Contenu
Poche
Réédition
Tout public
Traduit de l'espagnol (Argentine) par René Solis
Paris : Métailié, septembre 2012
132 p. ; 19 x 13 cm
ISBN 978-2-86424-887-3
Coll. "Suite hispano-américaine", 173
Dictature argentine
Eugenia Almeida installe son intrigue dans une ville perdue du fin fond de l'Argentine accessible par une route et une voie de chemin de fer. La dictature des généraux bat son plein, mais le village vit dans l'ignorance des atrocités qui s'y commettent. En son centre, un hôtel qui est aussi le lieu de rencontre des habitants qui viennent boire un coup de la bouteille qu'ils ont achetée. Tout est rythmé dans ce village simplifié à outrance et pourtant qui apparait véridique et vivant quand soudain la monotonie réconfortante se retrouve brisée.
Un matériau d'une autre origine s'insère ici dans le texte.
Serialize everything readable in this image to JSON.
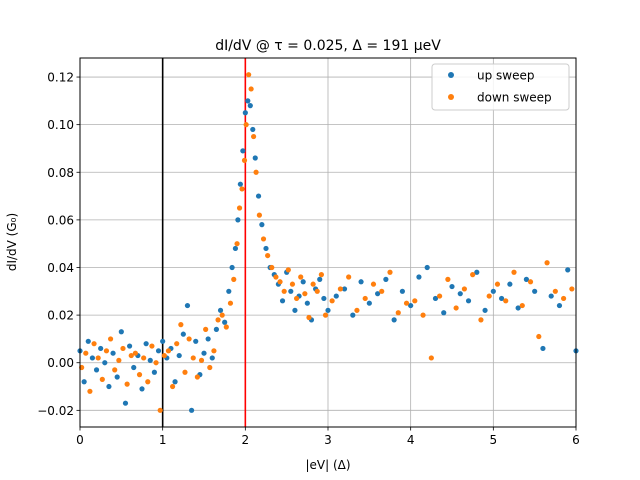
{
  "chart_data": {
    "type": "scatter",
    "title": "dI/dV @ τ = 0.025, Δ = 191 μeV",
    "xlabel": "|eV| (Δ)",
    "ylabel": "dI/dV (G₀)",
    "xlim": [
      0,
      6
    ],
    "ylim": [
      -0.027,
      0.128
    ],
    "xticks": [
      0,
      1,
      2,
      3,
      4,
      5,
      6
    ],
    "xtick_labels": [
      "0",
      "1",
      "2",
      "3",
      "4",
      "5",
      "6"
    ],
    "yticks": [
      -0.02,
      0.0,
      0.02,
      0.04,
      0.06,
      0.08,
      0.1,
      0.12
    ],
    "ytick_labels": [
      "−0.02",
      "0.00",
      "0.02",
      "0.04",
      "0.06",
      "0.08",
      "0.10",
      "0.12"
    ],
    "grid": true,
    "legend_position": "top-right",
    "vlines": [
      {
        "x": 1.0,
        "color": "#000000"
      },
      {
        "x": 2.0,
        "color": "#ff0000"
      }
    ],
    "series": [
      {
        "name": "up sweep",
        "color": "#1f77b4",
        "x": [
          0.0,
          0.05,
          0.1,
          0.15,
          0.2,
          0.25,
          0.3,
          0.35,
          0.4,
          0.45,
          0.5,
          0.55,
          0.6,
          0.65,
          0.7,
          0.75,
          0.8,
          0.85,
          0.9,
          0.95,
          1.0,
          1.05,
          1.1,
          1.15,
          1.2,
          1.25,
          1.3,
          1.35,
          1.4,
          1.45,
          1.5,
          1.55,
          1.6,
          1.65,
          1.7,
          1.75,
          1.8,
          1.84,
          1.88,
          1.91,
          1.94,
          1.97,
          2.0,
          2.03,
          2.06,
          2.09,
          2.12,
          2.16,
          2.2,
          2.25,
          2.3,
          2.35,
          2.4,
          2.45,
          2.5,
          2.55,
          2.6,
          2.65,
          2.7,
          2.75,
          2.8,
          2.85,
          2.9,
          2.95,
          3.0,
          3.1,
          3.2,
          3.3,
          3.4,
          3.5,
          3.6,
          3.7,
          3.8,
          3.9,
          4.0,
          4.1,
          4.2,
          4.3,
          4.4,
          4.5,
          4.6,
          4.7,
          4.8,
          4.9,
          5.0,
          5.1,
          5.2,
          5.3,
          5.4,
          5.5,
          5.6,
          5.7,
          5.8,
          5.9,
          6.0
        ],
        "y": [
          0.005,
          -0.008,
          0.009,
          0.002,
          -0.003,
          0.006,
          0.0,
          -0.01,
          0.004,
          -0.006,
          0.013,
          -0.017,
          0.007,
          -0.002,
          0.003,
          -0.011,
          0.008,
          0.001,
          -0.004,
          0.005,
          0.009,
          0.002,
          0.006,
          -0.008,
          0.003,
          0.012,
          0.024,
          -0.02,
          0.009,
          -0.005,
          0.004,
          0.01,
          0.002,
          0.014,
          0.022,
          0.017,
          0.03,
          0.04,
          0.048,
          0.06,
          0.075,
          0.089,
          0.105,
          0.11,
          0.108,
          0.098,
          0.086,
          0.07,
          0.058,
          0.048,
          0.04,
          0.037,
          0.033,
          0.026,
          0.038,
          0.03,
          0.022,
          0.028,
          0.034,
          0.025,
          0.018,
          0.031,
          0.035,
          0.027,
          0.022,
          0.028,
          0.031,
          0.02,
          0.034,
          0.025,
          0.029,
          0.035,
          0.018,
          0.03,
          0.024,
          0.036,
          0.04,
          0.027,
          0.021,
          0.032,
          0.029,
          0.026,
          0.038,
          0.022,
          0.03,
          0.027,
          0.033,
          0.023,
          0.035,
          0.03,
          0.006,
          0.028,
          0.024,
          0.039,
          0.005
        ]
      },
      {
        "name": "down sweep",
        "color": "#ff7f0e",
        "x": [
          0.02,
          0.07,
          0.12,
          0.17,
          0.22,
          0.27,
          0.32,
          0.37,
          0.42,
          0.47,
          0.52,
          0.57,
          0.62,
          0.67,
          0.72,
          0.77,
          0.82,
          0.87,
          0.92,
          0.97,
          1.02,
          1.07,
          1.12,
          1.17,
          1.22,
          1.27,
          1.32,
          1.37,
          1.42,
          1.47,
          1.52,
          1.57,
          1.62,
          1.67,
          1.72,
          1.77,
          1.82,
          1.86,
          1.9,
          1.93,
          1.96,
          1.99,
          2.01,
          2.04,
          2.07,
          2.1,
          2.13,
          2.17,
          2.22,
          2.27,
          2.32,
          2.37,
          2.42,
          2.47,
          2.52,
          2.57,
          2.62,
          2.67,
          2.72,
          2.77,
          2.82,
          2.87,
          2.92,
          2.97,
          3.05,
          3.15,
          3.25,
          3.35,
          3.45,
          3.55,
          3.65,
          3.75,
          3.85,
          3.95,
          4.05,
          4.15,
          4.25,
          4.35,
          4.45,
          4.55,
          4.65,
          4.75,
          4.85,
          4.95,
          5.05,
          5.15,
          5.25,
          5.35,
          5.45,
          5.55,
          5.65,
          5.75,
          5.85,
          5.95
        ],
        "y": [
          -0.002,
          0.004,
          -0.012,
          0.008,
          0.002,
          -0.007,
          0.005,
          0.01,
          -0.003,
          0.001,
          0.006,
          -0.009,
          0.003,
          0.004,
          -0.005,
          0.002,
          -0.008,
          0.007,
          0.0,
          -0.02,
          0.003,
          0.005,
          -0.01,
          0.008,
          0.016,
          -0.004,
          0.01,
          0.002,
          -0.006,
          0.001,
          0.014,
          -0.002,
          0.005,
          0.018,
          0.02,
          0.015,
          0.025,
          0.035,
          0.05,
          0.065,
          0.073,
          0.085,
          0.1,
          0.121,
          0.115,
          0.095,
          0.08,
          0.062,
          0.052,
          0.045,
          0.04,
          0.036,
          0.034,
          0.03,
          0.039,
          0.033,
          0.027,
          0.036,
          0.029,
          0.019,
          0.033,
          0.03,
          0.037,
          0.02,
          0.026,
          0.031,
          0.036,
          0.022,
          0.027,
          0.033,
          0.03,
          0.038,
          0.021,
          0.025,
          0.026,
          0.02,
          0.002,
          0.028,
          0.035,
          0.023,
          0.031,
          0.037,
          0.018,
          0.028,
          0.033,
          0.026,
          0.038,
          0.024,
          0.034,
          0.011,
          0.042,
          0.03,
          0.027,
          0.031
        ]
      }
    ]
  }
}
C'est d'abord cet autobus qui passe quotidiennement et qui refuse obstinément de s'arrêter. Et ensuite cette barrière de chemin de fer abaissée pour ne plus être relevée sur l'ordre d'un commissaire qui ne fait qu'obéir aux ordres sans poser de questions. Et puis des bruits arrivent progressivement. L'armée recherche des subversifs. Un couple. Les informations sont discordantes. Et les gens du village de se rappeler ce couple parti à pied le long de la voie ferrée. Tout le monde pensait que c'était un homme et sa maîtresse. Pendant ce temps, l'avocat Ponce peste car sa sœur doit prendre le bus et revenir à la ville. Il est convaincu que le bus ne s'arrête pas car son conducteur souhaite se venger des actions qu'il a pris contre lui dans le cadre de son métier.
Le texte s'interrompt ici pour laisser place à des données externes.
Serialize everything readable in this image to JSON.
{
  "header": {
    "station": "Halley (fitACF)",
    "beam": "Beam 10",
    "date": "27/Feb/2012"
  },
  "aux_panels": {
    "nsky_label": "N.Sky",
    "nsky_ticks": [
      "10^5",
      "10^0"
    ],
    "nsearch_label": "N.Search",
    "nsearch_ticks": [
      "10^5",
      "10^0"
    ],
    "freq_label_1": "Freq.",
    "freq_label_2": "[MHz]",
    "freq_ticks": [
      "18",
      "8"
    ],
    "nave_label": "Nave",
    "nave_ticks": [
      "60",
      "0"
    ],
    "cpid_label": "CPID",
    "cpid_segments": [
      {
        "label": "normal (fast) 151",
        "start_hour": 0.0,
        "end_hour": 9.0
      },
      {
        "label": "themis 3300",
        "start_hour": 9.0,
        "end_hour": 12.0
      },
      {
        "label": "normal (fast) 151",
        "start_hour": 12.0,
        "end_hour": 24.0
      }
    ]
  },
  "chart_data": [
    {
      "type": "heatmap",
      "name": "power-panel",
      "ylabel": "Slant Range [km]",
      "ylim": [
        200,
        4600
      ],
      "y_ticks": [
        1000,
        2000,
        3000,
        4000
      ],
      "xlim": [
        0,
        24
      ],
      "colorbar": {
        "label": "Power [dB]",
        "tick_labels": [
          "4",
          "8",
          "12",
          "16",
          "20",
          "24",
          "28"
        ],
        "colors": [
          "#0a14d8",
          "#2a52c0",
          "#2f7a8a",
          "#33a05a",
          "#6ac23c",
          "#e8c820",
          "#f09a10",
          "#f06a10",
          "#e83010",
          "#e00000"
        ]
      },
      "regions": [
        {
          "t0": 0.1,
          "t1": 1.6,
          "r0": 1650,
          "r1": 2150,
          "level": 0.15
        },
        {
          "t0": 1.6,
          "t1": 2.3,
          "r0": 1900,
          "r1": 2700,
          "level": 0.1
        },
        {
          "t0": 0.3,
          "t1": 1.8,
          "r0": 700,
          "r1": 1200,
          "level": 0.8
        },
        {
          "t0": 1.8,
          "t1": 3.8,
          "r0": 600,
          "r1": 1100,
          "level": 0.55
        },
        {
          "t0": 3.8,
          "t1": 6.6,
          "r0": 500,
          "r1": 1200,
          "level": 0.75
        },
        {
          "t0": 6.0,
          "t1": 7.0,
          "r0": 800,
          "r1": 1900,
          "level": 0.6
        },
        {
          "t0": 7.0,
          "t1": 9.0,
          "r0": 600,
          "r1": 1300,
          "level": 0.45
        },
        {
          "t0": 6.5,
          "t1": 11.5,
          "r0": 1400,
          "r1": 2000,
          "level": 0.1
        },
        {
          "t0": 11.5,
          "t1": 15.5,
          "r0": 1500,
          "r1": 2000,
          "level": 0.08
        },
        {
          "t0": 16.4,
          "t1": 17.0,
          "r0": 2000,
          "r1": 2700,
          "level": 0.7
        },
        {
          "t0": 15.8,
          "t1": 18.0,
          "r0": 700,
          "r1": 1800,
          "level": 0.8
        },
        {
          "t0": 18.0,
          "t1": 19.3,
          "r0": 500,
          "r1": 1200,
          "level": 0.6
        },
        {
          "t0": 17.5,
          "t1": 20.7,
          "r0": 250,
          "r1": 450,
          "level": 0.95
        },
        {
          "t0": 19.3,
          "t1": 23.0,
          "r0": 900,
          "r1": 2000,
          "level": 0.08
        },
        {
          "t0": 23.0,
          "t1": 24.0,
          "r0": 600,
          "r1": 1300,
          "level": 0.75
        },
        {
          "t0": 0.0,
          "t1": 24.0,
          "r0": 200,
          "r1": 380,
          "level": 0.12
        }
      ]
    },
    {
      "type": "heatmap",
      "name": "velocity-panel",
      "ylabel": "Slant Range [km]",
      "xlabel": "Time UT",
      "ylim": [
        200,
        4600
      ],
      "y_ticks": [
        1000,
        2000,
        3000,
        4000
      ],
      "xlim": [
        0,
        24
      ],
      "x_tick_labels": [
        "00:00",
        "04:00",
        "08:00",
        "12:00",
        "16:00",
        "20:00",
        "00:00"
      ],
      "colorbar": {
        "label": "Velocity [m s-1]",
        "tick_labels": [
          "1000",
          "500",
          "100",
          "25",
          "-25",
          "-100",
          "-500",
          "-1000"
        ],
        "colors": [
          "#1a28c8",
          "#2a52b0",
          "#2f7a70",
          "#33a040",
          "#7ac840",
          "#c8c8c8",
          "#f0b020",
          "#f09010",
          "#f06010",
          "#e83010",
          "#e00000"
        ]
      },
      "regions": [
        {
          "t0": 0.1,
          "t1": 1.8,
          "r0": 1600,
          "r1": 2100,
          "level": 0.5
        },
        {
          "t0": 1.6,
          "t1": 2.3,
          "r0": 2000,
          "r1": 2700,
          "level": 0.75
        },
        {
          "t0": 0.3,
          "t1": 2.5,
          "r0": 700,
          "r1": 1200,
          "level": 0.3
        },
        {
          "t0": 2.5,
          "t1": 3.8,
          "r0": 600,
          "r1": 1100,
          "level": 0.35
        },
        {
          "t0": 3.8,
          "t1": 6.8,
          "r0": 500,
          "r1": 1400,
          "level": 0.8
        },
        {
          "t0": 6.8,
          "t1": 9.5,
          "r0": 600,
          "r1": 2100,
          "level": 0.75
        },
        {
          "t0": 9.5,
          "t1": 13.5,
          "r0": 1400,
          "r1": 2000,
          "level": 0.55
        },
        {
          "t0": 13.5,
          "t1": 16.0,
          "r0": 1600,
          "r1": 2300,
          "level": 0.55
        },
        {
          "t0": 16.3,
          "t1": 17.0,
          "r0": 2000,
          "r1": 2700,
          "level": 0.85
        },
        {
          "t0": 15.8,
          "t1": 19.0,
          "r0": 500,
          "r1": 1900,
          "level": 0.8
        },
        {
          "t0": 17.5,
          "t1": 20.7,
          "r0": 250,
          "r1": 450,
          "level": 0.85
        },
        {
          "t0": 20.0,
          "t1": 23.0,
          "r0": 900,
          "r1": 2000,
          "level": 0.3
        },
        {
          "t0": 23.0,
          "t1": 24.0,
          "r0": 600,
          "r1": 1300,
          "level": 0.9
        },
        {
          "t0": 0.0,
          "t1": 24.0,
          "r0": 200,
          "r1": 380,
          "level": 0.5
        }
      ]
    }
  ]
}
Ce très court roman n'est pas sans rappeler Rhinocéros d'Eugène Ionesco. Ce bus pachydermique qui n'a cure des gens qui lui font signe de s'arrêter et qui va son chemin, vers un but que tout le monde ignore - le nom argentin, "el colectivo" prend alors tout son sens, c'est la cohue générale vers un but ultime que nul ne comprend mais suit telle une horde de lemmings se précipitant vers l'a-pic d'une falaise. Eugenia Almeida y ajoute cette description féroce d'habitants ancrés dans leurs traditions, refusant d'affronter une réalité que pourtant ils pressentent. La menace des militaires qui ne feront qu'une apparition fugitive et effrayante en toute fin de roman est omniprésente. Mais il y a bien plus.
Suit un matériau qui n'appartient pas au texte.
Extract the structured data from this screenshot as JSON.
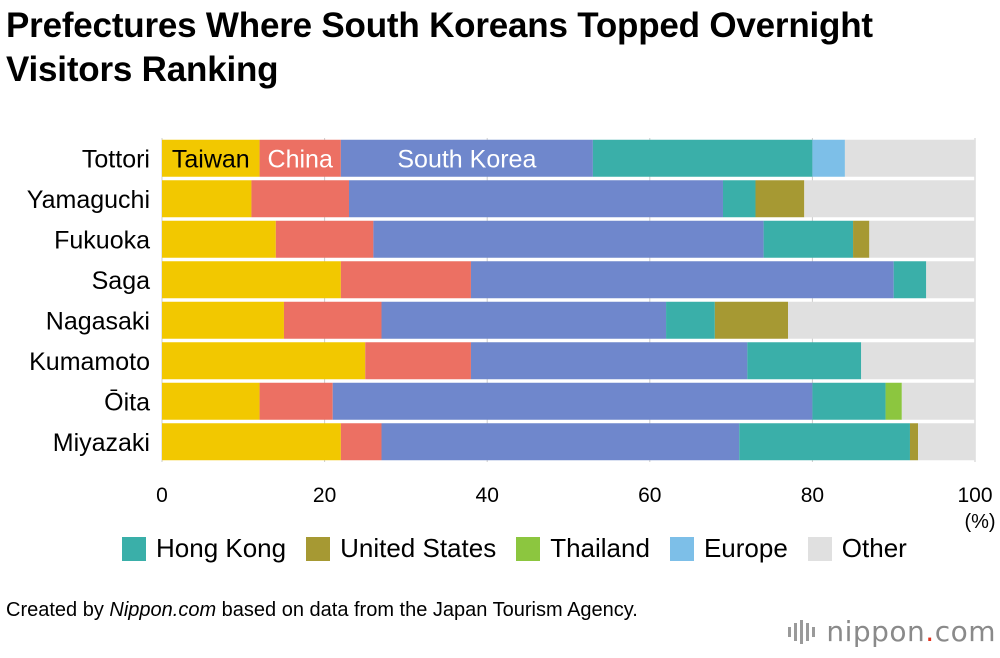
{
  "title": "Prefectures Where South Koreans Topped Overnight Visitors Ranking",
  "source": {
    "prefix": "Created by ",
    "site": "Nippon.com",
    "suffix": " based on data from the Japan Tourism Agency."
  },
  "logo": {
    "word": "nippon",
    "dot": ".",
    "tld": "com"
  },
  "chart_data": {
    "type": "bar",
    "orientation": "horizontal",
    "stacked": true,
    "categories": [
      "Tottori",
      "Yamaguchi",
      "Fukuoka",
      "Saga",
      "Nagasaki",
      "Kumamoto",
      "Ōita",
      "Miyazaki"
    ],
    "series": [
      {
        "name": "Taiwan",
        "color": "#f2c800",
        "values": [
          12,
          11,
          14,
          22,
          15,
          25,
          12,
          22
        ]
      },
      {
        "name": "China",
        "color": "#ec7063",
        "values": [
          10,
          12,
          12,
          16,
          12,
          13,
          9,
          5
        ]
      },
      {
        "name": "South Korea",
        "color": "#6f87cc",
        "values": [
          31,
          46,
          48,
          52,
          35,
          34,
          59,
          44
        ]
      },
      {
        "name": "Hong Kong",
        "color": "#3aafa9",
        "values": [
          27,
          4,
          11,
          4,
          6,
          14,
          9,
          21
        ]
      },
      {
        "name": "United States",
        "color": "#a69933",
        "values": [
          0,
          6,
          2,
          0,
          9,
          0,
          0,
          1
        ]
      },
      {
        "name": "Thailand",
        "color": "#8cc63f",
        "values": [
          0,
          0,
          0,
          0,
          0,
          0,
          2,
          0
        ]
      },
      {
        "name": "Europe",
        "color": "#7dbfe8",
        "values": [
          4,
          0,
          0,
          0,
          0,
          0,
          0,
          0
        ]
      },
      {
        "name": "Other",
        "color": "#e0e0e0",
        "values": [
          16,
          21,
          13,
          6,
          23,
          14,
          9,
          7
        ]
      }
    ],
    "inline_series_labels": [
      "Taiwan",
      "China",
      "South Korea"
    ],
    "legend_series": [
      "Hong Kong",
      "United States",
      "Thailand",
      "Europe",
      "Other"
    ],
    "xlim": [
      0,
      100
    ],
    "xticks": [
      "0",
      "20",
      "40",
      "60",
      "80",
      "100"
    ],
    "x_unit": "(%)",
    "grid": true,
    "legend": "bottom"
  }
}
Chacun des personnage de L'Autobus cultive une part de la culpabilité d'un peuple qui rechigne à se sortir de la dictature. Chacun, à son stade, refuse de voir certaines vérités ou, pire, a commis l'irréparable sans même avoir conscience de l'importance de ses actes. C'est ainsi que le silo du village prend toute son importance car le gouvernement traite tous les opposants de subversifs, maquille les faits, torture, fait disparaitre des livres. Et c'est derrière ce silo que déjà s'est cachée une subversive trahie par l'un des habitants prêt à jurer que l'on ne l'y reprendra pas. Mais ces hommes et ces femmes s'ingénient à penser que d'autres peuvent penser à leur place.
Pourtant, l'épisode qui les concerne dans l'histoire relatée dans une langue sobre et puissante par Eugenia Almeida semble être le prémisse d'une prise de conscience de certains. Car, ne nous y trompons pas, les égoïstes et les égocentristes, drapés dans les certitudes de leurs actes - comme ce Ponce qui mit un point d'honneur à épouser la fille qui avait perdu sa virginité parce qu'il lui paraissait triste et qui s'était retrouvée enceinte -, eux, ne changeront jamais. Ironie des actes, son mariage s'il partait d'un pseudo-noble sentiment, se confronte à une fausse couche au bout de quelques mois, et Ponce, qui en était arrivé à détester celle qui était devenu sa femme, en vient à la haïr d'avoir brisé une carrière qu'il a voulu ainsi... C'est comme ça que naissent parfois de courts romans denses qui nous pénètrent pour ne pas nous lâcher de sitôt. L'Autobus est de ceux-là.
Citation
Les gens font la fête, s'étonnent, s'amusent. On dirait une foule transparente s'enthousiasmant pour une corrida. Sauf que personne ne se demande qui est le torero et qui va mourir pour le plaisir des autres.